Juice is not Health Food
I have learned the best way to visualize the about the amount of sugar in anything is to look at the nutrition label and divide the number of grams of sugar by four. That will tell you how many teaspoons of sugar are in one serving of that item.
Every time I give a speech, I use “giving up soda” as an example of a health habit to adopt. I talk about the incredibly huge amount of sugar in soda: there are 39 grams of sugar in a 12-ounce Coke. That’s nearly 10 teaspoons of sugar. And most people who drink a soda, drink far more than 12 ounces.
Even if we stick with 12 ounces, think about how much 10 teaspoons of sugar is. If you are a coffee drinker, would you put 10 spoons of sugar in your coffee?
“Soda is poison,” I always say in my speeches.
While some of the facts I share about soda come as a surprise to my audiences, their surprise is often greater when I tell them not to drink juice.
Most people do not realize how much sugar is in juice. One 12-ounce glass of orange juice contains roughly the same amount of sugar as a Coke—the equivalent of about 10 teaspoons.

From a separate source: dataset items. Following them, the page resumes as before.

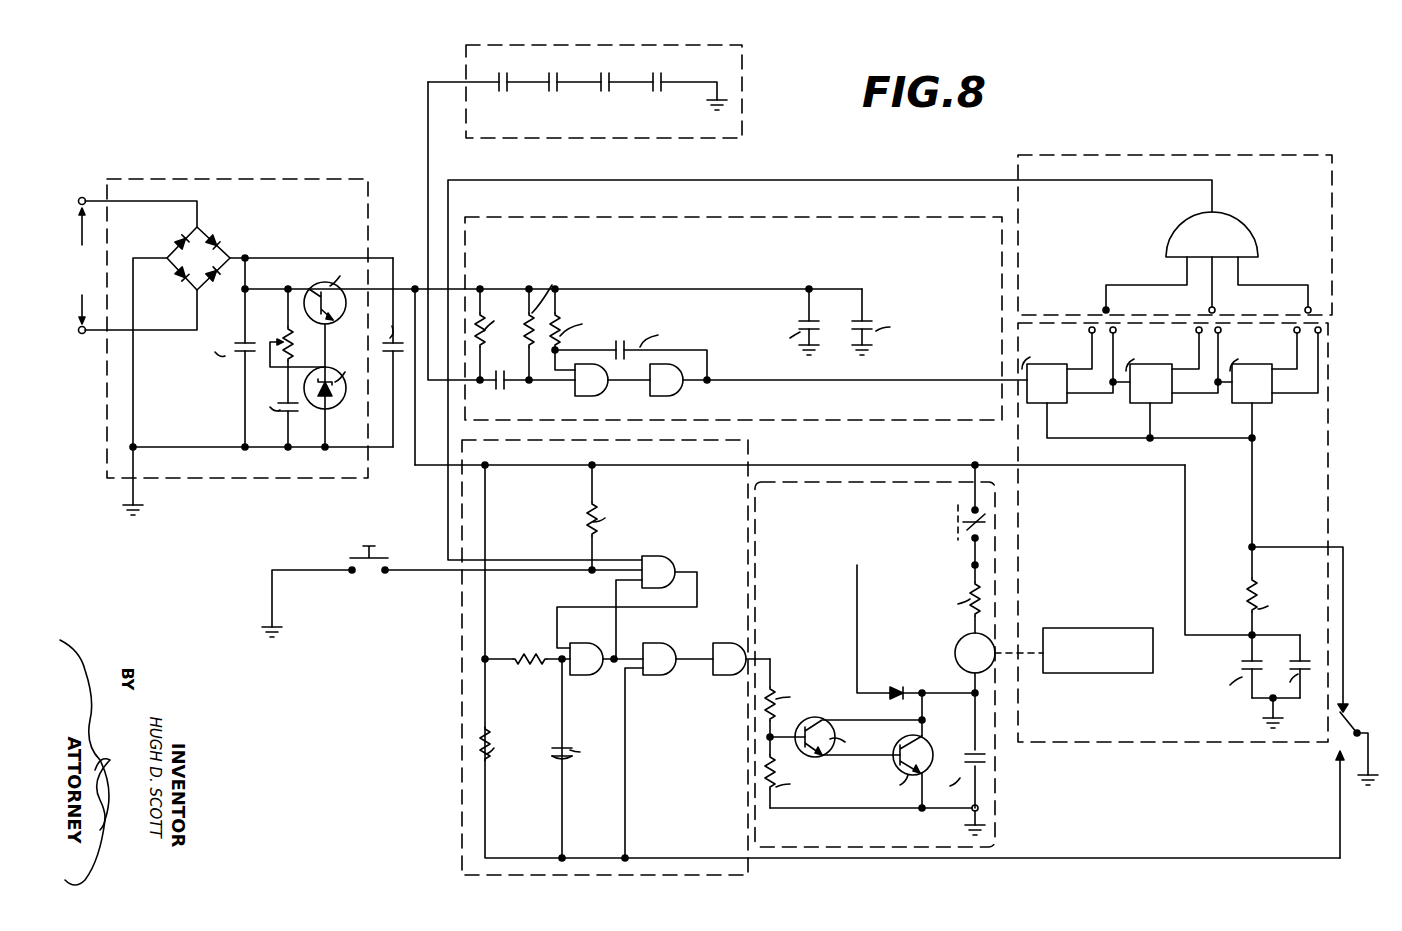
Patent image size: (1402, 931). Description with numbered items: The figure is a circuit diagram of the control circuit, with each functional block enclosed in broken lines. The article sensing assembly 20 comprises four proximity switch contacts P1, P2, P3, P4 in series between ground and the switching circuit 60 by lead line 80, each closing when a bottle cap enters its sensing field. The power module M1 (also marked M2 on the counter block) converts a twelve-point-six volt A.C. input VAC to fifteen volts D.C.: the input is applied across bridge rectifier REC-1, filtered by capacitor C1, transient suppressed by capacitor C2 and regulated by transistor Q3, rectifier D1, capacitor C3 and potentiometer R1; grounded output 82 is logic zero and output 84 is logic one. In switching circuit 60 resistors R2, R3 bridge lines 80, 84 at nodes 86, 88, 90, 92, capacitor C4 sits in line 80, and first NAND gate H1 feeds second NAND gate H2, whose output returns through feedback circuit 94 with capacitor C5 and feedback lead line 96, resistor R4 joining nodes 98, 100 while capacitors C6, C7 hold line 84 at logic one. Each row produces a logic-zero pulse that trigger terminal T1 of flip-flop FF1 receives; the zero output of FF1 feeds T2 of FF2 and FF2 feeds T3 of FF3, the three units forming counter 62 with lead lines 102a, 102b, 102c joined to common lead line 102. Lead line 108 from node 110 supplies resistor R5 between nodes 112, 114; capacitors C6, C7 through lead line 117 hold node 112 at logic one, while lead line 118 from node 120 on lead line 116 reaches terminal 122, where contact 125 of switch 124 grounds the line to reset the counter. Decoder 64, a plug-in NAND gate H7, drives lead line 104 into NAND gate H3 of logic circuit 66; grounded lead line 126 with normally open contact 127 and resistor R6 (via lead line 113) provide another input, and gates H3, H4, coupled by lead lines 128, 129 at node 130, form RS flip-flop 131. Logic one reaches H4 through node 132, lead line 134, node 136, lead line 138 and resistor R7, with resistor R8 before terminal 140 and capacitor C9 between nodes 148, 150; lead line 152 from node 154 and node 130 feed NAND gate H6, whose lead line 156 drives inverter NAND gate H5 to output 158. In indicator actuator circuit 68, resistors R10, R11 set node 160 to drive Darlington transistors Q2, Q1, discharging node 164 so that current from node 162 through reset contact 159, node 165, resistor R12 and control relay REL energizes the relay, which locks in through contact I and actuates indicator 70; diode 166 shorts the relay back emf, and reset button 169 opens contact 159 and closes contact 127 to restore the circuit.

The article sensing assembly 20 is at (606, 91).
The switching circuit 60 is at (848, 218).
The counter circuit 62 is at (1330, 366).
The decoder circuit 64 is at (1332, 236).
The logic circuit 66 is at (458, 678).
The indicator actuator circuit 68 is at (1000, 836).
The indicator 70 is at (1122, 675).
The lead line 80 is at (428, 145).
The grounded output 82 is at (333, 447).
The logic 1 source lead line 84 is at (405, 284).
The node 86 is at (480, 287).
The node 88 is at (480, 390).
The node 90 is at (529, 287).
The node 92 is at (540, 393).
The feedback circuit 94 is at (705, 332).
The feedback lead line 96 is at (715, 372).
The node 98 is at (563, 287).
The node 100 is at (558, 349).
The common lead line 102 is at (1120, 438).
The lead line 102a is at (1066, 429).
The lead line 102b is at (1174, 427).
The lead line 102c is at (1271, 433).
The lead line 104 is at (958, 180).
The lead line 108 is at (694, 470).
The node 110 is at (419, 283).
The node 112 is at (1255, 632).
The lead line 113 is at (595, 489).
The node 114 is at (1260, 442).
The lead line 116 is at (1263, 502).
The lead line 117 is at (1268, 712).
The lead line 118 is at (1348, 562).
The node 120 is at (1248, 547).
The terminal 122 is at (1350, 715).
The switch 124 is at (1360, 708).
The contact 125 is at (1340, 740).
The grounded lead line 126 is at (411, 572).
The normally open contact 127 is at (592, 570).
The lead line 128 is at (692, 598).
The lead line 129 is at (616, 626).
The node 130 is at (614, 659).
The RS flip-flop 131 is at (703, 568).
The node 132 is at (486, 464).
The lead line 134 is at (485, 523).
The node 136 is at (492, 643).
The lead line 138 is at (506, 661).
The terminal 140 is at (1338, 755).
The node 148 is at (560, 670).
The node 150 is at (563, 856).
The lead line 152 is at (625, 770).
The node 154 is at (628, 856).
The lead line 156 is at (702, 659).
The output 158 is at (762, 658).
The normally closed reset contact 159 is at (970, 514).
The node 160 is at (767, 738).
The node 162 is at (979, 465).
The node 164 is at (974, 694).
The node 165 is at (973, 565).
The diode 166 is at (900, 691).
The reset button 169 is at (372, 548).
The power module M1 is at (240, 178).
The counter module M2 is at (1075, 745).
The bridge rectifier REC-1 is at (263, 326).
The transistor Q1 is at (905, 771).
The transistor Q2 is at (858, 737).
The transistor Q3 is at (329, 313).
The rectifier D1 is at (330, 400).
The potentiometer R1 is at (330, 344).
The resistor R2 is at (493, 334).
The resistor R3 is at (542, 323).
The resistor R4 is at (577, 319).
The resistor R5 is at (1267, 591).
The resistor R6 is at (606, 536).
The resistor R7 is at (541, 647).
The resistor R8 is at (497, 744).
The resistor R10 is at (792, 711).
The resistor R11 is at (793, 772).
The resistor R12 is at (960, 607).
The capacitor C1 is at (390, 352).
The capacitor C2 is at (277, 418).
The capacitor C3 is at (229, 351).
The capacitor C4 is at (495, 391).
The capacitor C5 is at (631, 349).
The capacitor C6 is at (1017, 492).
The capacitor C7 is at (1081, 495).
The capacitor C9 is at (577, 752).
The first NAND gate H1 is at (612, 380).
The second NAND gate H2 is at (666, 380).
The NAND gate H3 is at (658, 572).
The NAND gate H4 is at (606, 659).
The NAND gate H5 is at (741, 659).
The NAND gate H6 is at (678, 659).
The plug-in NAND gate H7 is at (1215, 263).
The flip-flop unit FF1 is at (1078, 368).
The flip-flop unit FF2 is at (1181, 368).
The flip-flop unit FF3 is at (1275, 368).
The trigger terminal T1 is at (1078, 346).
The trigger terminal T2 is at (1181, 347).
The trigger terminal T3 is at (1280, 348).
The control relay REL is at (975, 663).
The contact I is at (962, 750).
The proximity switch contact P1 is at (503, 93).
The proximity switch contact P2 is at (553, 93).
The proximity switch contact P3 is at (605, 93).
The proximity switch contact P4 is at (657, 93).
The 12.6 VAC input VAC is at (125, 266).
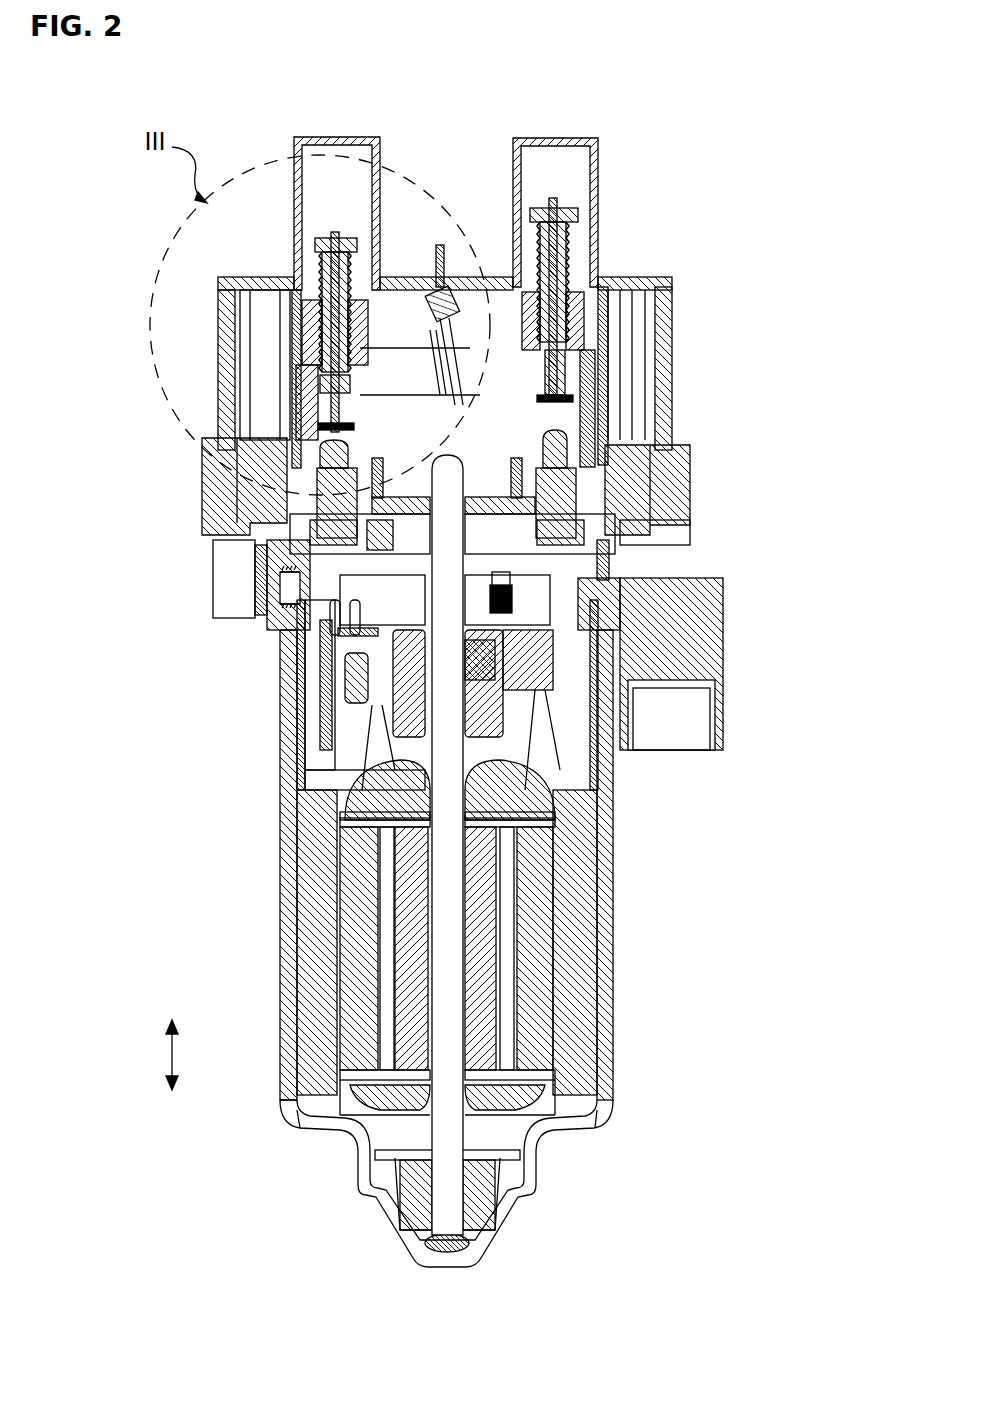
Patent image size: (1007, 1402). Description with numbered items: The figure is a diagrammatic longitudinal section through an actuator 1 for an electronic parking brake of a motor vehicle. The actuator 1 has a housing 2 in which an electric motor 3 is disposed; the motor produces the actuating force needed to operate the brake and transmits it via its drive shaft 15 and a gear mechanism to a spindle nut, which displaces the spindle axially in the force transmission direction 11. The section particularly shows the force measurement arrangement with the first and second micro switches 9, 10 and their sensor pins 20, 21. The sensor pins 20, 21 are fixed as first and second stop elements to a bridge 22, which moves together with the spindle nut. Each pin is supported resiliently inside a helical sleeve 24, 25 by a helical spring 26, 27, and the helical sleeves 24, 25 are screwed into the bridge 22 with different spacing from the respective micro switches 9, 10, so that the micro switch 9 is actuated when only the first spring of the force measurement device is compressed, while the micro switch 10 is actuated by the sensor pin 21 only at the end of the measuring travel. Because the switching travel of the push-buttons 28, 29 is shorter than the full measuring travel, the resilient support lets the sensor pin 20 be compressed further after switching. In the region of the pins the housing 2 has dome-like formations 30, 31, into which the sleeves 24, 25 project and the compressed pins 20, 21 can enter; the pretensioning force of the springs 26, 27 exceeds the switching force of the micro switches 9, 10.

Many people drink a large glass of orange juice each morning. Would those same people eat three-and-one-third oranges each morning? That’s how many oranges it would take to equal the amount of sugar in that glass of OJ. (One medium-sized navel orange contains about 12 grams of sugar—the equivalent of three teaspoons of sugar.)
Unlike soda, juice is “natural” and contains some “vitamins”, but its health detriments outweigh any benefits.
I almost exclusively drink water. I know to many people that sounds boring. But, it quenches my thirst and that’s all I need.